Any parent will tell you there are many reasons why babies cry. Some of the most common ones are hunger, gas or the need to change their diaper. Teething is another cause of crying. Parents who have experienced their babies' teething will confirm that it's not always a fun experience. If you're a first-time parent going through this with your little one, you may be wondering how long teething lasts.
Teeth are important for a number of reasons: they help you speak, smile, and chew, explains the American Dental Association (ADA). As the ADA also points out, a typical person has 20 baby teeth at birth. The upper and lower teeth consist of central and lateral incisors, canines, and first and second molars. Tooth eruption in a baby can start at around six months of age with the lower central incisors showing first. They're followed by the upper central incisors at as early as eight months of age, and the upper lateral incisors at nine months. The lower lateral incisors arrive just after, at ten months of age.

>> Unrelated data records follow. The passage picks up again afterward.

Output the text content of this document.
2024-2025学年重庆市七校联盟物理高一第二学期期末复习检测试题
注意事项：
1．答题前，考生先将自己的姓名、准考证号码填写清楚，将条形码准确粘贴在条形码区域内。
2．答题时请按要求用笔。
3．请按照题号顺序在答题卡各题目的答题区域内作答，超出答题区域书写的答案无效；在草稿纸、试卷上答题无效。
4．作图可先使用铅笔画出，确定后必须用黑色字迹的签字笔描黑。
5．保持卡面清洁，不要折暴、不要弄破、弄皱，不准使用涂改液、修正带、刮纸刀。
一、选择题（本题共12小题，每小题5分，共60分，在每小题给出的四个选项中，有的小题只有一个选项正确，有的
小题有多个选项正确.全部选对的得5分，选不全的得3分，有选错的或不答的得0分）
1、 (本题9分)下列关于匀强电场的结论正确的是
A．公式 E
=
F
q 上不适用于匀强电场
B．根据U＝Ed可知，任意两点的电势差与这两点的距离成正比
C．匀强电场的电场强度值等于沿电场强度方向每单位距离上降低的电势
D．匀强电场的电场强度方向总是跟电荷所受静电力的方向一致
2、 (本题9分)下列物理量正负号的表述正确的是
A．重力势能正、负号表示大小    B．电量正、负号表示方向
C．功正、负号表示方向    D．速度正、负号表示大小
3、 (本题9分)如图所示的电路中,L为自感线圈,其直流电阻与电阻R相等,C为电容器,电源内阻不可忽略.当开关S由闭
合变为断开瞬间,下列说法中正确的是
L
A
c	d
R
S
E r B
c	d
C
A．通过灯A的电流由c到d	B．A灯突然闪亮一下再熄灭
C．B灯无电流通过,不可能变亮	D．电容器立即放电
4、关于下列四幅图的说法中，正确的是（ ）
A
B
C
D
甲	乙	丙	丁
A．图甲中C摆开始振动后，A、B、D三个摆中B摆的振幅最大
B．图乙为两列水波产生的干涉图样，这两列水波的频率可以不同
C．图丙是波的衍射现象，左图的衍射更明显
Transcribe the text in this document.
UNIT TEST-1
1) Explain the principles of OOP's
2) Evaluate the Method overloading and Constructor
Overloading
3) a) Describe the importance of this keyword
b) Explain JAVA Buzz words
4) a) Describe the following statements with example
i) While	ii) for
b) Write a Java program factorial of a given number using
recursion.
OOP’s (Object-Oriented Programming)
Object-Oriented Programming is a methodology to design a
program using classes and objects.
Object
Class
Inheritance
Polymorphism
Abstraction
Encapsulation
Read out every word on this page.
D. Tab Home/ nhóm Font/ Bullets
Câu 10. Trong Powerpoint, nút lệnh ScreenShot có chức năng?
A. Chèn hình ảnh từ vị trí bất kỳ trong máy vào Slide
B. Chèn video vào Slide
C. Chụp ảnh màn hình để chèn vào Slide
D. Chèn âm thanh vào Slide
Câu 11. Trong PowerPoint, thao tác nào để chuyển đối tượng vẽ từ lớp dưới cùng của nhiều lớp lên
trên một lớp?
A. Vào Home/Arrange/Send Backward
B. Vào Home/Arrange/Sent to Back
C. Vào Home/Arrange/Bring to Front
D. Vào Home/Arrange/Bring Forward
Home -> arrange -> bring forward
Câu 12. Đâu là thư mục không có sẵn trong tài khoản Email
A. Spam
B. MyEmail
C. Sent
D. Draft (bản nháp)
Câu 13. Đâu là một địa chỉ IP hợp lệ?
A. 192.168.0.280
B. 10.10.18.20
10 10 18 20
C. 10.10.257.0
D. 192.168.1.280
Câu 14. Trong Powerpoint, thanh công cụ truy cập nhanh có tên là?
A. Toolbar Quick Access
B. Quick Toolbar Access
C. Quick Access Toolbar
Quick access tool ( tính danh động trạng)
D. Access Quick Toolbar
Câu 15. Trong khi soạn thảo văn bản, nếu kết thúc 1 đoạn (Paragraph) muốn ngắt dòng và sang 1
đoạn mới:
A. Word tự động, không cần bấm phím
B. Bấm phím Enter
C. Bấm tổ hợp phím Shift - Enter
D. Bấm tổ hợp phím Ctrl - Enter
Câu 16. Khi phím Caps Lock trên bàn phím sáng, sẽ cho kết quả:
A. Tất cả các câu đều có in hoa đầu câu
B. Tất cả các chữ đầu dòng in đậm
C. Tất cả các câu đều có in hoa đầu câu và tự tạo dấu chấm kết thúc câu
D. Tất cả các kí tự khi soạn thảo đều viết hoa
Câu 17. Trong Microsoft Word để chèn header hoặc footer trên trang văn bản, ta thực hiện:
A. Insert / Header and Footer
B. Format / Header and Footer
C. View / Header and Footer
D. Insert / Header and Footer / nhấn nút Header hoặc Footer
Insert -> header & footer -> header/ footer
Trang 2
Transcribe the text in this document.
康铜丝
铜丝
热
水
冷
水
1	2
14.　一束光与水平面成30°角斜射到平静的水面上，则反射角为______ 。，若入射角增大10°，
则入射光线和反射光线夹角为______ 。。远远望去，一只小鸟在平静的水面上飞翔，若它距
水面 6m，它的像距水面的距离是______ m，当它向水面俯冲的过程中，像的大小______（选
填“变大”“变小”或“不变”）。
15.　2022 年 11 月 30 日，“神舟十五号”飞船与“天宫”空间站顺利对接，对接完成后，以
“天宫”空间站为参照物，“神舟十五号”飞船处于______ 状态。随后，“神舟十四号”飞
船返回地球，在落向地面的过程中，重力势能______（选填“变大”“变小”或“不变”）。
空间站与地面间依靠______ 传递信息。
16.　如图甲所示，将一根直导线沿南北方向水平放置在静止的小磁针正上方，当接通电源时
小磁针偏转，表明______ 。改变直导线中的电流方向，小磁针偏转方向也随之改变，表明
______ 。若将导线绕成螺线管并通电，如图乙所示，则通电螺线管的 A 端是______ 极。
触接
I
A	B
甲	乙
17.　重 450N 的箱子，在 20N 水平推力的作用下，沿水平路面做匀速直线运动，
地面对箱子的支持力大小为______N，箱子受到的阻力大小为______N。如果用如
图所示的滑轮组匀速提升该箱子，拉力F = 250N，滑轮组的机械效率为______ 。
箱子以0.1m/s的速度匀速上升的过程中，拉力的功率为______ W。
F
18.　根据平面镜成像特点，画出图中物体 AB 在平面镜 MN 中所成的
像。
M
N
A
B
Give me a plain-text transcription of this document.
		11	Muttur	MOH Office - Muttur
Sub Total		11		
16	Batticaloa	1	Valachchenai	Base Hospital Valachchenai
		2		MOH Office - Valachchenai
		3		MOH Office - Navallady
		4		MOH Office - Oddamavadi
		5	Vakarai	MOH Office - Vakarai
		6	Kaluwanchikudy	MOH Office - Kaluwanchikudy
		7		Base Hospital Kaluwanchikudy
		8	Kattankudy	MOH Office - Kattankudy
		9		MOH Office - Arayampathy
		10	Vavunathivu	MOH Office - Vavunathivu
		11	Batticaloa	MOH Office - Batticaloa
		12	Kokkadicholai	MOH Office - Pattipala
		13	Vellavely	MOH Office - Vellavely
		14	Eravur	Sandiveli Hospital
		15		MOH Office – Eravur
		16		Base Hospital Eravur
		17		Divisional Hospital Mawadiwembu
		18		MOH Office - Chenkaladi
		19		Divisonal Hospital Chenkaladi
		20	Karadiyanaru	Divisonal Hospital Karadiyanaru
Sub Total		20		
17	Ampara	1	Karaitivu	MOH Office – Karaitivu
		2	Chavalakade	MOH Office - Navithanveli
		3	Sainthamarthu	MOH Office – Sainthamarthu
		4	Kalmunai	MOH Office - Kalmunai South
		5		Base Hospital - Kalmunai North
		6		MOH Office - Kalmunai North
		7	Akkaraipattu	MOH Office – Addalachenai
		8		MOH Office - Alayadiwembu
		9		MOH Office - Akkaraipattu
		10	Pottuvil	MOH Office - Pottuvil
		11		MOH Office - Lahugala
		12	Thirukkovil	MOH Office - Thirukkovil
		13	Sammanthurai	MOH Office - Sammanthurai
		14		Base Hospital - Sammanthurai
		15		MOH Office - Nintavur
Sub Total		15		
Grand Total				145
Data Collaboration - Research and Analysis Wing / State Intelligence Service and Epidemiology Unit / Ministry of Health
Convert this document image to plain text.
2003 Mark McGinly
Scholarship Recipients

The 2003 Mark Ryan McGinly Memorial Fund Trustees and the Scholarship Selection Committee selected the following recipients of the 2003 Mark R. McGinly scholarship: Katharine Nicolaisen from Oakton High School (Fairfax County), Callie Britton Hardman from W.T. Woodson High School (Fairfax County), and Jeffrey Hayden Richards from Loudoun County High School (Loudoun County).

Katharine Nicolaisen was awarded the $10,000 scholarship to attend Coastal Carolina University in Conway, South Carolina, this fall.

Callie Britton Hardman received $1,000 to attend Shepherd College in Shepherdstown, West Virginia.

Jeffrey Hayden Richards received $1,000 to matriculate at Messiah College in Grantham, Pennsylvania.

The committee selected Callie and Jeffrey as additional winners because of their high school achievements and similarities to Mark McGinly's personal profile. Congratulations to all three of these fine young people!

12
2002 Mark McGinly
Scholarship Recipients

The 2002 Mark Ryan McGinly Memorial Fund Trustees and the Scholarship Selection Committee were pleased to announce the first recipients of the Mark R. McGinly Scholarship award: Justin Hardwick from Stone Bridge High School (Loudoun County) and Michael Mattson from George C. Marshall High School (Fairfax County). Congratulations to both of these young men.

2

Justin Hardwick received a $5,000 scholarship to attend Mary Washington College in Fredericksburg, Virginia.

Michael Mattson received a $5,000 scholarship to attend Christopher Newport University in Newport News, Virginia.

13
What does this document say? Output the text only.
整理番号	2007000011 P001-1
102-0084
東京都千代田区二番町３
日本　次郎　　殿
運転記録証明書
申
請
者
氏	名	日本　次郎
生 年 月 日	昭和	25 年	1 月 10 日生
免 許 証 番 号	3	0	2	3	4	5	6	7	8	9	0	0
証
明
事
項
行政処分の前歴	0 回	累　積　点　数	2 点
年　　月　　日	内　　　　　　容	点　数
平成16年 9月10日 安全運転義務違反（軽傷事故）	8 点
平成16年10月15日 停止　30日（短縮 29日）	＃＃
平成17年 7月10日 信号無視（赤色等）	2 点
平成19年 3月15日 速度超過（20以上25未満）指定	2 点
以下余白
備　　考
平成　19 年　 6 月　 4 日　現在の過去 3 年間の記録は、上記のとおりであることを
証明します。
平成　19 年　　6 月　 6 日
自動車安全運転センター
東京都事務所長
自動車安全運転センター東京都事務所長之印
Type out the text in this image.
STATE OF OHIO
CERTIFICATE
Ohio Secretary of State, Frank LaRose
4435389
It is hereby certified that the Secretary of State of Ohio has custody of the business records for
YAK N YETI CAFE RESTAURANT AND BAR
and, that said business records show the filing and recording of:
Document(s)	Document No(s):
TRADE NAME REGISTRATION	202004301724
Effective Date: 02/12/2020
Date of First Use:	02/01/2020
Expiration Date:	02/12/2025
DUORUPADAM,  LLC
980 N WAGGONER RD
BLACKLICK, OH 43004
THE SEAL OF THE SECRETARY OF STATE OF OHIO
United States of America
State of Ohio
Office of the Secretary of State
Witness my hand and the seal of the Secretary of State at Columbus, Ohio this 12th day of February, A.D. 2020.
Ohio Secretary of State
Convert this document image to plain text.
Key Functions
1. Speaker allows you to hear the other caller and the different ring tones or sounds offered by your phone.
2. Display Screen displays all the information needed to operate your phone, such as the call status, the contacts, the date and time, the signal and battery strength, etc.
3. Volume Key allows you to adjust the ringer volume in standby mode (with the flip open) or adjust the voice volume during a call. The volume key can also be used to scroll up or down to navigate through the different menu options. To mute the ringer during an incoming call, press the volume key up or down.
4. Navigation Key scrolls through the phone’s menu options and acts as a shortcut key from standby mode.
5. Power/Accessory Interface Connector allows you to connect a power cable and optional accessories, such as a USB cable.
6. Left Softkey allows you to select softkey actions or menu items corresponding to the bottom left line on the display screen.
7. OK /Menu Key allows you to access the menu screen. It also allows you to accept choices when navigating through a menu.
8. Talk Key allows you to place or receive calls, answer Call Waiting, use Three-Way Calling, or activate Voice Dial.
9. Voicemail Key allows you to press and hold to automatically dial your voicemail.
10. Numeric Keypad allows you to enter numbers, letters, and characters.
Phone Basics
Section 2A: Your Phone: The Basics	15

The remaining teeth tend to erupt in the following order: upper and lower first molars between 13 and 14 months, upper and lower canines between 16 and 17 months, and upper and lower second molars between 23 and 25 months. Keep in mind that no two babies are alike – some will start teething early, while others will start later.
If you suspect your baby may be teething, watch out for some familiar signs:
- Fussiness: Teething pain in an otherwise healthy baby can leave your bundle of joy irritable and cranky.
- Trouble sleeping: A change in sleeping patterns, such as waking up multiple times during the night or refusing to nap, can indicate teething discomfort.
- Drooling: When a baby puts everything in his or her mouth, that's a sign of possible tooth eruption. It's typically accompanied by increased drool production.
- Decreased appetite: Even babies who have wonderful appetites may desire less milk as the nursing and bottle-sucking actions can irritate already tender gums.
No parent wants to see their baby suffer from teething pain. There are a handful of remedies you can try to alleviate the pain. The obvious one is to give your baby a cold teething ring or a cold compress to chew. You can also try rubbing his gums with a clean finger to relieve the pain. A warm bath followed by a rocking motion can help to soothe them as well. Consult with your baby's paediatrician before trying an over-the-counter pain reliever.
So, how long does teething last exactly? This is hard to predict as every child is different. You could be implementing these relief measures for some time.
Baby teeth don't need to be brushed until they've erupted completely. Instead, prepare the gums by wiping them with a square gauze to adequately remove plaque. Do that twice per day, especially after meals and before bed.
When it's time to start brushing your baby's teeth, use a toothbrush with extra soft bristles for gentle, yet effective cleaning. The toothbrush head should be specially sized for small children whose teeth are still developing.
It's important to start a foundation of good oral care at an early age. Developing brushing habits in your children early on can lead to a lifetime of oral health. That means brushing at least twice every day. Follow up the brushing with flossing to clean those hard-to-reach areas. And remember to schedule regular cleanings with your dentist to ensure a clean bill of mouth health.